A former Pennsylvania driver's license examiner has pleaded guilty to fraudulently selling licenses in exchange for bribes. The former examiner faces 18 to 24 months in federal prison.
Robert Ferrari struck a deal with prosecutors because he cooperated with federal agents in the investigation of 20 Middle Eastern men who bought bogus CDLs and permits to haul hazardous materials. After Sept. 11, Ferrari provided information about the men. Authorities immediately detained them out of fear they might be terrorists, but have since determined the men with bogus licenses were not connected to terrorism.
The investigation began in March 2000, when officials in Washington state told federal agents two men claiming to have Pennsylvania CDLs were trying to trade them for Washington licenses. A records check showed the men did not have valid Pennsylvania licenses. The Pennsylvania attorney general later determined Ferrari had sold licenses.

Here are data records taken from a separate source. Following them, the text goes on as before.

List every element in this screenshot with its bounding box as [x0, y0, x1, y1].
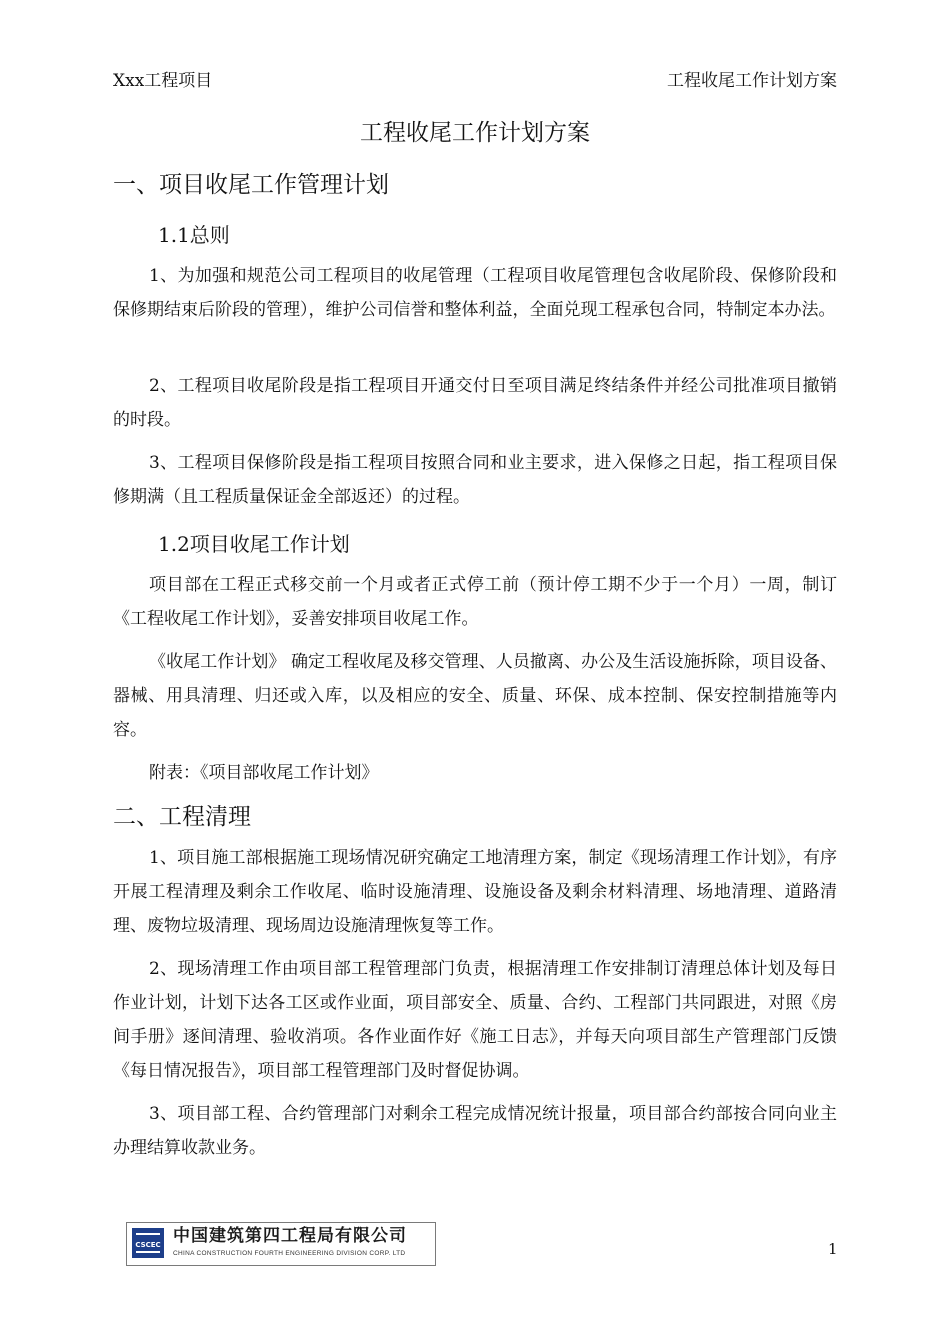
- paragraph: 3、项目部工程、合约管理部门对剩余工程完成情况统计报量，项目部合约部按合同向业主办理结算收款业务。: [113, 1104, 837, 1158]
- section-1-heading: 一、项目收尾工作管理计划: [113, 172, 389, 198]
- paragraph: 1、项目施工部根据施工现场情况研究确定工地清理方案，制定《现场清理工作计划》，有序开展工程清理及剩余工作收尾、临时设施清理、设施设备及剩余材料清理、场地清理、道路清理、废物垃圾清理、现场周边设施清理恢复等工作。: [113, 848, 837, 936]
- paragraph: 2、工程项目收尾阶段是指工程项目开通交付日至项目满足终结条件并经公司批准项目撤销的时段。: [113, 376, 837, 430]
- paragraph: 《收尾工作计划》 确定工程收尾及移交管理、人员撤离、办公及生活设施拆除，项目设备、器械、用具清理、归还或入库，以及相应的安全、质量、环保、成本控制、保安控制措施等内容。: [113, 652, 837, 740]
- subsection-1-1-heading: 1.1总则: [158, 223, 230, 247]
- paragraph: 1、为加强和规范公司工程项目的收尾管理（工程项目收尾管理包含收尾阶段、保修阶段和保修期结束后阶段的管理），维护公司信誉和整体利益，全面兑现工程承包合同，特制定本办法。: [113, 266, 837, 320]
- cscec-logo-icon: [132, 1228, 164, 1258]
- subsection-1-2-heading: 1.2项目收尾工作计划: [158, 532, 350, 556]
- company-logo: [126, 1222, 436, 1266]
- page-title: 工程收尾工作计划方案: [360, 120, 590, 146]
- header-document-title: 工程收尾工作计划方案: [667, 71, 837, 91]
- paragraph: 项目部在工程正式移交前一个月或者正式停工前（预计停工期不少于一个月）一周，制订《工程收尾工作计划》，妥善安排项目收尾工作。: [113, 575, 837, 629]
- logo-mark-text: CSCEC: [135, 1241, 161, 1249]
- paragraph: 附表：《项目部收尾工作计划》: [149, 763, 379, 783]
- section-2-heading: 二、工程清理: [113, 804, 251, 830]
- company-name-cn: 中国建筑第四工程局有限公司: [173, 1226, 407, 1246]
- header-project-name: Xxx工程项目: [113, 71, 213, 91]
- paragraph: 3、工程项目保修阶段是指工程项目按照合同和业主要求，进入保修之日起，指工程项目保修期满（且工程质量保证金全部返还）的过程。: [113, 453, 837, 507]
- page-number: 1: [828, 1240, 838, 1258]
- company-name-en: CHINA CONSTRUCTION FOURTH ENGINEERING DIVISION CORP. LTD: [173, 1250, 406, 1257]
- paragraph: 2、现场清理工作由项目部工程管理部门负责，根据清理工作安排制订清理总体计划及每日作业计划，计划下达各工区或作业面，项目部安全、质量、合约、工程部门共同跟进，对照《房间手册》逐间清理、验收消项。各作业面作好《施工日志》，并每天向项目部生产管理部门反馈《每日情况报告》，项目部工程管理部门及时督促协调。: [113, 959, 837, 1081]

Ferrari pleaded guilty to five counts of producing bogus licenses and accepted responsibility for the other 15 sold to the Middle Eastern men. As part of his plea, Ferrari admitted in state court his guilt to tampering with public records and unlawful use of a computer for selling 56 licenses. Under the federal court plea, his state prison sentence will be served at the same time as his federal term. His sentencing is scheduled to be May 10.